Andromeda is 2 million light-years from Earth. A light-year is the distance light travels in a year -- about 6 trillion miles.
I think they needed what printers call an "em-dash," rather than a hyphen.
LOLOL...giggle...snort.
Bzzzt! Once again the MSM gets the wrong answer. A quick search of Google for "nearest galaxies" gives http://www.absoluteastronomy.com/encyclopedia/L/Li/List_of_nearest_galaxies.htm
1. Milky Way Galaxy - home galaxy of Earth
2. Canis Major Dwarf Galaxy - 25,000 ly (satellite of Milky Way)
3. Sagittarius Dwarf - 81,000 ly (satellite of Milky Way)
4. Large Magellanic Cloud - 160,000 ly (satellite of Milky Way)
5. Small Magellanic Cloud - 190,000 ly (satellite of Milky Way)
6. Ursa Minor Dwarf - 205,500 ly (satellite of Milky Way)
7. Draco Dwarf - 248,000 ly (satellite of Milky Way)
8. Sculptor Dwarf - 254,000 ly (satellite of Milky Way)
9. Sextans Dwarf - 257,500 ly (satellite of Milky Way)
10. Carina Dwarf - 283,500 ly (satellite of Milky Way)
11. Fornax Dwarf - 427,000 ly (satellite of Milky Way)
12. Leo II - 701,000 ly
13. Leo I - 890,000 ly
14. Phoenix Dwarf - 1,271,000 ly
15. Barnards Galaxy (NGC 6822) - 1,760,000 ly
16. NGC185 - 2,021,000 ly (satellite of Andromeda)
17. NGC147 - 2,152,000 ly (satellite of Andromeda)
18. Andromeda Galaxy (M31) - 2,363,000 ly
Not counting our own, there are 16 galaxies closer than the Andromeda Galaxy.

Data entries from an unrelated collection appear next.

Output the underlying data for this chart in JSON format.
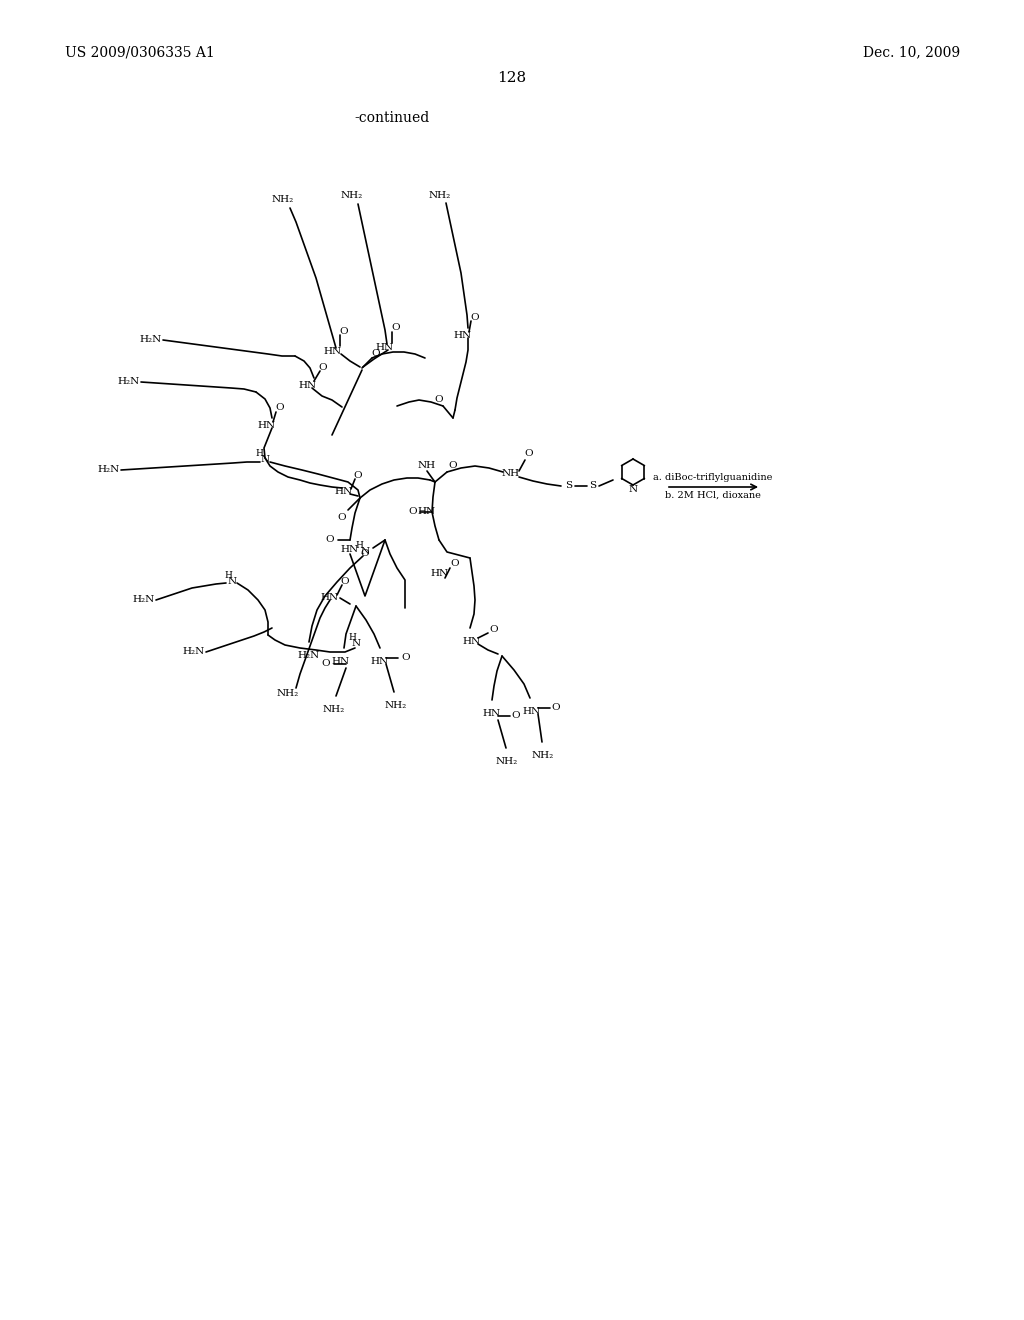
{
  "page_header_left": "US 2009/0306335 A1",
  "page_header_right": "Dec. 10, 2009",
  "page_number": "128",
  "continued_label": "-continued",
  "background_color": "#ffffff",
  "text_color": "#000000",
  "arrow_label_a": "a. diBoc-triflylguanidine",
  "arrow_label_b": "b. 2M HCl, dioxane",
  "lw": 1.2
}
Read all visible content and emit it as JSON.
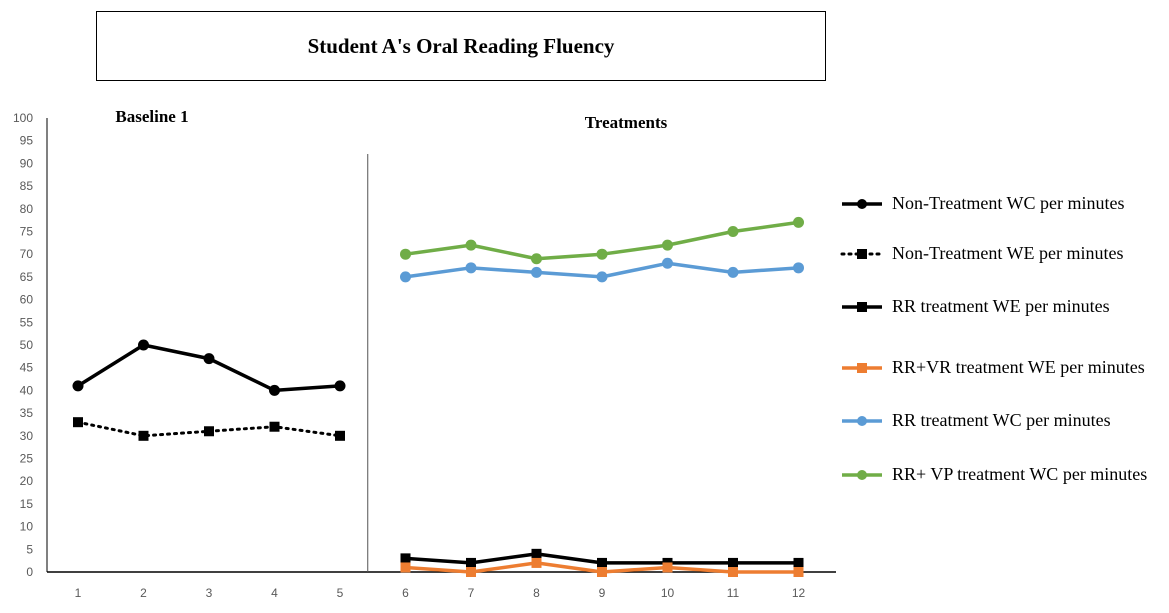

It took much longer to format the list than to search for it.
Here's my question: When Andromeda and the Milky Way collide, when will those of us still around start to feel something?
----the spiral galaxy, so close to Earth that it appeared as a fuzzy blob to the ancients-----
It still looks like a fuzzy blob to the naked eye if you can get into skies dark enough to see it.
Saw it near Ft. Davis, TX once, naked eyed, in my 8-inch dobsonian, and on a 15 inch dob...neat night it was.
Doggone, I have made some big miscalculations, but this one was a whopper, huh?
Here's one for you. ;-)
That is so wrong! LOL. If your spouse reads that comment it is the dog house ....the dank dark hidden dog house kept for special crimes ....for you.
Yup.
"thought-astronomers"They are like thought-police, but with broader jurisdiction.
(rimshot!)
Thanks for the 'em-dash'!
Hey, it's what Mrs. Billorites said to me.
Upon first viewing.
LOL. Oooops. ;-D
How long will it be till the Rats try to tax it for being too successful?
Andromeda:
If this planet ever was visited by space creatures I doubt the government would openly admit it. Wouldn't want to scare the sheeple...
Mrrrrow!
You are correct of course but for me personally I would discount the satellite galaxies of the Milky Way and Andromeda itself. Astronomers wouldn't but that's just me. That still leaves 4 closer than Andromeda however so the error is still there.